You mentioned burnout. It feels like one challenge in solving it is that people can be too burned out to take on the extra work of addressing the issue. How do you break that cycle?

It's tricky. One of the first things that we do when we talk to employers about solving for burnout is empathize and validate: ‘This is hard. You have good intentions and you're probably already exhausted yourselves.’ But I think where we get people more motivated and re-energized is around showing them that this doesn't have to be a black-box problem. It doesn't have to be this source of overwhelm. We can help you, with data, to pinpoint the problem, so it doesn't have to feel nebulous. And then targeted interventions so that you don't have to wonder, what do I do with this data? You're going to have tools and support for how to intervene at the team, individual, and organizational levels, because it really has to be all three.

I think what most employers are looking for is ‘Tell me what to do.’ And that's really what Lyra's trying to do, is step in and say, ‘You know you have a problem, you know you want to do something about it. Let us help you take action and tell you what to do.’ When you get the right group of people in place who know how to deploy these types of tools—usually it's organizational development, occupational health and safety, and HR—you can share responsibility so that there's not this sense of having to own this initiative alone. You can share it with other experts in your company and get guidance from an external expert like Lyra so that everyone knows their role and knows what they should be doing. And that really helps to take away a lot of the anxiety about what to do.

At what altitude is learning around mental health most impactful? Would it be best to focus it on team managers, on organizational leadership?
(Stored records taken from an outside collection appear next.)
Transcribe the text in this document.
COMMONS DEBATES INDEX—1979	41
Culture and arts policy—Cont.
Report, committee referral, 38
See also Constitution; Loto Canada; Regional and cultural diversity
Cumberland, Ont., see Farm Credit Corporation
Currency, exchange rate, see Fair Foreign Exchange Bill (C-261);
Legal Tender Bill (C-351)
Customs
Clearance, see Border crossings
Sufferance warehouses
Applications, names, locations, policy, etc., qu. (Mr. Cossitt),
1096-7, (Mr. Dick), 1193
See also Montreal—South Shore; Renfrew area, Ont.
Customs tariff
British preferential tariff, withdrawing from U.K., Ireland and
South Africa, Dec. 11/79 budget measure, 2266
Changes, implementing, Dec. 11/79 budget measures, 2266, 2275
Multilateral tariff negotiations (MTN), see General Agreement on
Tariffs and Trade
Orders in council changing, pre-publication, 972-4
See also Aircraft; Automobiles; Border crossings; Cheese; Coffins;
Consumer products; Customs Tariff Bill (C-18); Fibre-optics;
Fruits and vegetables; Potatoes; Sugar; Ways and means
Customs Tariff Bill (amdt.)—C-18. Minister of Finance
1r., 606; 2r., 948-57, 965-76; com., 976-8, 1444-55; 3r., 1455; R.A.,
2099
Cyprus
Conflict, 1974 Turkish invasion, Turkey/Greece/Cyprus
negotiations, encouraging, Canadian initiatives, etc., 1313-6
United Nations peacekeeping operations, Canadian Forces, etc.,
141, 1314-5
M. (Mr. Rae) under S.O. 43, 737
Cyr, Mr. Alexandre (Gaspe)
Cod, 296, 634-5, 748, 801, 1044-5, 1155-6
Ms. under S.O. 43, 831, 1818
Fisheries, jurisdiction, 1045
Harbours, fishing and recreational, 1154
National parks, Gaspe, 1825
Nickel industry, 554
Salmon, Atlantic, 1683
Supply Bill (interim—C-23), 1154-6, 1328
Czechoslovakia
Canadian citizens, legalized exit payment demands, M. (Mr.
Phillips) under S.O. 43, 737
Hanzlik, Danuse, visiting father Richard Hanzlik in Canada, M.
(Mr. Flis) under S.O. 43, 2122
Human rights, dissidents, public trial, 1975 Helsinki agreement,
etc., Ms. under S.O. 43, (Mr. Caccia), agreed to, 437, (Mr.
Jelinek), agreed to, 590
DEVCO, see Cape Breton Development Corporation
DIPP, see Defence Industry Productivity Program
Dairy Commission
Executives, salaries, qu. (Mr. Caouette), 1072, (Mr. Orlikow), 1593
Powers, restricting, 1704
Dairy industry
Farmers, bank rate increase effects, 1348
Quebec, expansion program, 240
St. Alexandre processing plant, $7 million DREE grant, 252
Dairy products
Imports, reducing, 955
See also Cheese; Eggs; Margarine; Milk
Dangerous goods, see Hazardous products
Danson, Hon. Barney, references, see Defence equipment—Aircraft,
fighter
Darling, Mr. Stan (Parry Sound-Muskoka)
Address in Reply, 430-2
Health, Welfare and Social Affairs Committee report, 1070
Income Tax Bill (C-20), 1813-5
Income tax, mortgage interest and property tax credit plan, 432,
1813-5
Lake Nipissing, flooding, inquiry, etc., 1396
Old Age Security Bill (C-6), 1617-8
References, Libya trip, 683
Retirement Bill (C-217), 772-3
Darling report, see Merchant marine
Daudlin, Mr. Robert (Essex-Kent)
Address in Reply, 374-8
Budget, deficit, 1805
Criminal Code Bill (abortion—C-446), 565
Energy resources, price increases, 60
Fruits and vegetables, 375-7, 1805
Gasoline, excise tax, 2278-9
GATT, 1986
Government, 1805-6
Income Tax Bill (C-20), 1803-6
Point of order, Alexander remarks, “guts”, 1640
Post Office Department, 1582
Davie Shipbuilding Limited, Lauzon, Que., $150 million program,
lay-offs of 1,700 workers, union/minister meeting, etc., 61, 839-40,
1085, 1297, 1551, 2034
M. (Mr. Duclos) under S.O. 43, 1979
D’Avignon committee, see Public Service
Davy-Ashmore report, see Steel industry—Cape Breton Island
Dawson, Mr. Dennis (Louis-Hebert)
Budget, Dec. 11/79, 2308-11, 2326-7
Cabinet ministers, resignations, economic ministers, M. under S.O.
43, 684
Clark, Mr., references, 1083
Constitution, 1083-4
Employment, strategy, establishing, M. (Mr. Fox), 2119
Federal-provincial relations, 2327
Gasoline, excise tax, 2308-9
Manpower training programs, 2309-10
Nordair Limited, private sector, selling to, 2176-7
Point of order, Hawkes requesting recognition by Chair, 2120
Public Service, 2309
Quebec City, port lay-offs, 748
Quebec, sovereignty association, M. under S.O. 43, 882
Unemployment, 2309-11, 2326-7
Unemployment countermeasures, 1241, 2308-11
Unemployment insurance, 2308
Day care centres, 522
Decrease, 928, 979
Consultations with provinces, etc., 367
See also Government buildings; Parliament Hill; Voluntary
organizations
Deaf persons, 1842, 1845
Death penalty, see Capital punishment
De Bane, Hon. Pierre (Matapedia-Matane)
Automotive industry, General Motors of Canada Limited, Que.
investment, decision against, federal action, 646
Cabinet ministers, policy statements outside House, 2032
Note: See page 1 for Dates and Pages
The messaging around the importance of mental-health education needs to come from leadership, and then the actual execution is primarily targeted with managers, making sure that they are leading their teams in ways that are mentally healthy, that they're responding to signs of distress on their teams. Managers should be the focal point for formal training, but then mental-health literacy training should be for individuals and all levels of the organization. Everyone needs to understand what it looks like to struggle with mental health, and when to know for yourself that it's time to reach out for support and to have some basic tools in your toolbox about how to better manage your stress or promote your own resilience. Those are tools that everyone benefits from.

Let's say I'm a manager, and I've cultivated enough psychological safety on my team that I have an employee come to me and say, ‘I'm really struggling with my mental health.’ Ideally, what happens from that moment?

That really is an ideal scenario. That's what we hope would happen, and that a manager would respond first with some empathy and validation. Then learn just enough about what's going on for this employee to understand, is this a personal issue or is it a workplace issue that's driving the employee's struggle? If it's a personal issue, their role is to point to the mental-health benefit. Your job isn't to diagnose and treat. Your job is to say, ‘Mental health distress, yes or no? If yes and personal, use our mental-health benefit,’ and to frame it in a way that normalizes it, makes it more likely that they want to reach out.

If it's a workplace issue that's driving the distress, that's where the manager, has a lot of latitude and can look at what's within their power to help alleviate the problem, and what might need to be explored in collaboration with HR if it's something related to performance or a company policy that's bigger than me and my employee.

Key takeaways:

Develop clear objectives around employee mental health.

Partner with employee resource groups to ensure diversity, equity, and inclusion efforts align with mental-health efforts.

When most employees aren’t using a mental-health benefit, it’s usually for one of five reasons: lack of awareness, needs mismatch, access issues, stigma, or fear of lack of confidentiality. Assess which one applies to your organization to solve accordingly.